The adoption of artificial intelligence (AI) continues apace. In 2024, a report published by the Bank of England and Financial Conduct Authority (FCA) found that three quarters of UK firms were already using AI, with a further 10% planning to follow suit in the next three years.
But while AI presents numerous opportunities for automation and process optimisation, it also comes with some significant risks. In April, a report by the BoE’s financial policy committee (FPC), Financial Stability in Focus: Artificial intelligence in the financial system, highlighted a “high degree of uncertainty” over the future evolution of the technology and how it is used.
As the report states, “the complexity of some AI models – coupled with their ability to change dynamically – poses new challenges around the predictability, explainability and transparency of model outputs. And their use of very large amounts of data poses new challenges for users around ensuring the integrity of that data. The potential for market concentration in AI-related services, including vendor-provided models, is a further challenge.”
Adverse behaviours
The report notes some firms are already using AI-based techniques at various stages of the lending process, while AI-based models are widely used by insurers to support pricing and underwriting decisions. In addition, firms that undertake algorithmic trading in highly liquid markets use AI “to help refine the predictive power of models that feed into their trading strategies.”
While there is an opportunity to use AI to inform trading and investment activities, the report identifies a number of risks that could arise as a result, including the potential for participants to take correlated positions.

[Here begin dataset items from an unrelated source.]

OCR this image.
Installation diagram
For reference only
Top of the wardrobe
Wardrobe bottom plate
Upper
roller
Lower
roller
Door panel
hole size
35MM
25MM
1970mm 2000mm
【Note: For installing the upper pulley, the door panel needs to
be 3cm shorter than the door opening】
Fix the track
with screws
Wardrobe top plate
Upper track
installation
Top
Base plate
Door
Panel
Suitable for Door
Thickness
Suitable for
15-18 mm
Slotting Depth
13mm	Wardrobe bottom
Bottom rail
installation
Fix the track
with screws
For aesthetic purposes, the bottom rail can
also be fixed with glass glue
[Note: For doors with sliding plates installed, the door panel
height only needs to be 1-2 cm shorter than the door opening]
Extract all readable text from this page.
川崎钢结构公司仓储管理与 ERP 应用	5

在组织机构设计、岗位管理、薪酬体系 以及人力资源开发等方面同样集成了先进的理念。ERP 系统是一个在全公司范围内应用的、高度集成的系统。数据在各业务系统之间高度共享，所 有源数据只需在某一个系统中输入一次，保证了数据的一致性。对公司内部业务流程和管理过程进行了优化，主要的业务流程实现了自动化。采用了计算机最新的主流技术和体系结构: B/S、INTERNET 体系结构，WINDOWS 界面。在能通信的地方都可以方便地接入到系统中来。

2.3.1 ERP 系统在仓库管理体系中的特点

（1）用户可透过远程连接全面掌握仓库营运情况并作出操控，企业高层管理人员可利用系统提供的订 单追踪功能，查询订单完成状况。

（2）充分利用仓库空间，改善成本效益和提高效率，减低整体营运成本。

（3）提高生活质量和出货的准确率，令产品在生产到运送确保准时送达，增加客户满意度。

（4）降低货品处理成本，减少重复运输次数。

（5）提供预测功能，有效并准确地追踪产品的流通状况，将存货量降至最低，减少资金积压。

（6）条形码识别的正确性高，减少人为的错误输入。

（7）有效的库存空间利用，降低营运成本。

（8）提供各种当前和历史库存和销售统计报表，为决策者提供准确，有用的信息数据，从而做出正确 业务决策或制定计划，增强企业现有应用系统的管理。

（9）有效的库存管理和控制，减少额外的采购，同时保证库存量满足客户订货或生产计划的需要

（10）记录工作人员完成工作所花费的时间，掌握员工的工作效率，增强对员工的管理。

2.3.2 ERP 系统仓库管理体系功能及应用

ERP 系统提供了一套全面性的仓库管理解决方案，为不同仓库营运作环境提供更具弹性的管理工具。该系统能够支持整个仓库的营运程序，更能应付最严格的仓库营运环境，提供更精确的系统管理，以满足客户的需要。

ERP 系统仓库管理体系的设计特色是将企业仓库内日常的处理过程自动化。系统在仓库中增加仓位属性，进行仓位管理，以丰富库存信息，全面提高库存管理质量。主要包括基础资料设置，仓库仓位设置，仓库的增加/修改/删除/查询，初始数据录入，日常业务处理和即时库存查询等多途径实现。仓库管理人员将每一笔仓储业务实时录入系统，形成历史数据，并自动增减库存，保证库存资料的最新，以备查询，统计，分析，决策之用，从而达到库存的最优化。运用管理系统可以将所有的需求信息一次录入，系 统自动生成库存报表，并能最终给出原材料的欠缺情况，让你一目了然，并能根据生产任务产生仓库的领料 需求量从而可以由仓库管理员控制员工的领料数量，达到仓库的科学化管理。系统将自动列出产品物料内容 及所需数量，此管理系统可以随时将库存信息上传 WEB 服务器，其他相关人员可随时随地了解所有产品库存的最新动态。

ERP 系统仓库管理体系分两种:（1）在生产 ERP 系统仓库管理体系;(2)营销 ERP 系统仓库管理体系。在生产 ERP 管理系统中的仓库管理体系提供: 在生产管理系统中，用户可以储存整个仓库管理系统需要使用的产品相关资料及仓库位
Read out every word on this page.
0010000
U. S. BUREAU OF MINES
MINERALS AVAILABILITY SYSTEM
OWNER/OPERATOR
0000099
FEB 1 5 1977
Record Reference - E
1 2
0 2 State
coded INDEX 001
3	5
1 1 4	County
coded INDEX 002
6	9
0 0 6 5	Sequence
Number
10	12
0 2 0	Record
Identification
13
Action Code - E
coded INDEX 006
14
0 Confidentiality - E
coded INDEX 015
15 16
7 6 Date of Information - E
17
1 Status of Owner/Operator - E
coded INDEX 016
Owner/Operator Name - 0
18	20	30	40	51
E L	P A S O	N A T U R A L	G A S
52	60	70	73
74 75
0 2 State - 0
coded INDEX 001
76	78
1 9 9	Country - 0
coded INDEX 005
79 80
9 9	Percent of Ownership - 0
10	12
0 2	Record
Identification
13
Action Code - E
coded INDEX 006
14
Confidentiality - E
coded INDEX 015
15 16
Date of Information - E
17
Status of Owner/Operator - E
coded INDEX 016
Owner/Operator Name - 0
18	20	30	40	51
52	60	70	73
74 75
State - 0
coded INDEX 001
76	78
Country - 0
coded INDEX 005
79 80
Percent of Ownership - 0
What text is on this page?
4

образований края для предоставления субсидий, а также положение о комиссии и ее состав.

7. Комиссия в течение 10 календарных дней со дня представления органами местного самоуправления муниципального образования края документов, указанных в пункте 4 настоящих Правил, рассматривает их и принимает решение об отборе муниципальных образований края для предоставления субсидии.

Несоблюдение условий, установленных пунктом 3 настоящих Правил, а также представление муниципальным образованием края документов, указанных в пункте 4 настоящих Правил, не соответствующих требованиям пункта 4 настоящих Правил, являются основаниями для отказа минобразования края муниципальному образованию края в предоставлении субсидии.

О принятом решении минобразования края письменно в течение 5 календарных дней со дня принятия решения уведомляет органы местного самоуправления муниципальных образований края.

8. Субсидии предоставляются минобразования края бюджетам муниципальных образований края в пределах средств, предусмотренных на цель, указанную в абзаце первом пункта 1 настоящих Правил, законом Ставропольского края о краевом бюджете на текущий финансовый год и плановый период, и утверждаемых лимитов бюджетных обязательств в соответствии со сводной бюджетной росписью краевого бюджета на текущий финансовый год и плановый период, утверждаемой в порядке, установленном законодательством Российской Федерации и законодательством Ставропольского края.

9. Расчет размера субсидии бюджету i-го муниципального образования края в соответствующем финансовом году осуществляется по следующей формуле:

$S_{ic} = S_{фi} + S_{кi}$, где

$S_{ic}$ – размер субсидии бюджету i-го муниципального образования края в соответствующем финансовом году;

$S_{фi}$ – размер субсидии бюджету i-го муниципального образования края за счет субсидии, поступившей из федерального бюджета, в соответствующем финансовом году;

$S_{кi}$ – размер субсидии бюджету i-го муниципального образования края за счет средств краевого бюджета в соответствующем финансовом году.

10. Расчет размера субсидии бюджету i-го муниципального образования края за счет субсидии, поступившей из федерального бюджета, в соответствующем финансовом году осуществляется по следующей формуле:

There is also a risk that models could rationally exploit profit-making opportunities in a destabilising way or engage in other adverse behaviours. “For example, models might learn that stress events increase their opportunity to make profit and so take actions actively to increase the likelihood of such events,” the report notes. Likewise, there is potential for AI models to facilitate collusion or other forms of market manipulation.
Other risks highlighted by the report include ‘data poisoning’ via the malicious manipulation of model training data, as well as the use of deepfakes to exacerbate geopolitical tensions and increase economic uncertainty.
AI behaving badly?
“Just as there are bad actors in markets, it’s quite possible that AI will behave badly,” says James Kelly, a former FTSE 100 treasurer and co-founder of Your Treasury.
He explains that in reality, AI has long been a feature of financial markets, with algorithmic trading common. “High frequency trading is almost exclusively automated, and we have seen that this can increase volatility. Similarly, leading firms have used AI to monitor market sentiment and momentum.” But as Kelly points out, these firms typically employ highly skilled technologists and data scientists to monitor their models.
“What we are now seeing is that models such as Chat GPT make this technology available to firms without needing the same level of tech expertise,” he adds. “Studies have shown that these large language models will often try to ‘win’ by employing strategies that we would see as cheating – like trying to beat a chess computer by altering its code, or by deleting pieces from the board.”
In order to mitigate the risks associated with AI, Kelly emphasises the importance of requiring it to be auditable and restricting its role. “AI trading tools which are advising should not be able to communicate to the market, and users should be aware that AI can be manipulative, concealing better possibilities from users if it is more work for the system.”
While there are clearly risks if badly managed, Kelly concludes, there are also great opportunities for companies to better understand and better manage their risk. “It’s just important to actively monitor AI tools and treat them with professional scepticism, which is one good reason why the future is AI plus people, not just AI.”